C’è un vitigno autoctono della zona di Bagnacavallo, che nel 1913 è stato salvato dalla famiglia Longanesi: si tratta del Bursôn. L’azienda agricola Longanesi di Boncellino, nel tempo, ha puntato sui vini del territorio, ma quest’anno il suo lavoro assume anche un altro significato. L’insegna del Bursôn, infatti, è stata trascinata via dall’acqua durante l’alluvione di maggio ed è stata ritrovata in Puglia.
Quando nel 1913 Antonio Longanesi comprò i terreni, in una piccola area boscosa della proprietà, dove veniva praticata la caccia da capanno, trovò una vecchia vite abbarbicata a una quercia, che veniva utilizzata come richiamo per gli uccelli.
Vista la resistenza alle malattie fungine dei grappoli, la famiglia provò a produrre vino in casa, come tutti i contadini della zona. Si ottenne un buon prodotto, che ebbe successo anche fra gli amici, in questo modo si diffuse nella zona.
«Il Bursôn – racconta Daniele Longanesi – è un vitigno di Bagnacavallo, salvato dalla nostra famiglia e Bursôn è proprio il soprannome della nostra famiglia. L’uva invece è stata chiamata uva Longanesi. Adesso la quercia, qui a Boncellino, dove era attorcigliata la vite, ha un cartello per segnalarne l’importanza. La vite originaria non c’è più, ma la vigna storica gode di ottima salute».
Con l’alluvione il Bursôn è diventato simbolo di un territorio duramente colpito, ma che non esita a ripartire. In quei giorni l’insegna del Bursôn è stata trascinata via dall’acqua, ha preso il Canale in Destra Reno ed è stata ritrovata sulle spiagge di Casalabate in Puglia. Ha fatto un viaggio di circa 800 chilometri. A inizio settembre, l’insegna è tornata a casa, ma questa volta in autobus. È stata riportata da una delegazione di trentasei persone della Pro Loco di Casalabate-Marina di Trepuzzi.

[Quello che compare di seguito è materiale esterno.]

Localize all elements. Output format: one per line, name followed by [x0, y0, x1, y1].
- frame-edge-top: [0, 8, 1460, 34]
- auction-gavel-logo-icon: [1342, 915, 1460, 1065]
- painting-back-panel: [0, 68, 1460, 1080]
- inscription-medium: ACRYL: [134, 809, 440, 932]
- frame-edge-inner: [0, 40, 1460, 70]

«Nella drammaticità dell’evento, quella del Bursôn è stata una storia bellissima – racconta Daniele Longanesi – e ora l’insegna è tornata a casa. Adesso ho ancora un giorno di vendemmia, ma poi vogliamo restaurarla perché si sta degradando molto velocemente. Faremo però un restauro conservativo, che faccia capire quello che quest’insegna ha passato».
A causa dell’alluvione le viti sono rimaste sott’acqua per giorni, ma la voglia di ripartire ha prevalso sulle difficoltà. La vendemmia del 2023 si sta concludendo con successo, nonostante tutto.
«Al netto dell’alluvione – spiega Longanesi – direi che alla fine la vendemmia l’abbiamo portata a casa. Sono soddisfatto. È stato complicato, ma siamo riusciti a ottenere una buona qualità. Non sarà l’annata del secolo, ma non ci lamentiamo. Nonostante 15-20 giorni sott’acqua, alla fine non abbiamo perso molte viti, per lo più qualcuna delle più giovani che si è seccata. Abbiamo avuto problemi di struttura: motori, botti, pavimenti. A livello di campagna c’è tanto limo, che dobbiamo capire se lasciare lì o portar via, ma ce l’abbiamo fatta».
L’azienda Longanesi è longeva, ma non ferma: è attenta alle tematiche del presente. Uno degli obiettivi è quello di diventare a carbonio zero, o comunque andarci il più vicino possibile.
«Il nostro punto di forza – conclude Longanesi – credo che sia quello di lavorare sul territorio, con vitigni locali. Poi cerchiamo di essere sostenibili: non usiamo diserbanti e cerchiamo di fare meno trattamenti possibili. Quello che mi piacerebbe fare adesso e nei prossimi anni è cercare di farla diventare a carbonio zero, puntando su motori elettrici e fotovoltaico. Insomma, vorrei che diventassimo sempre più green».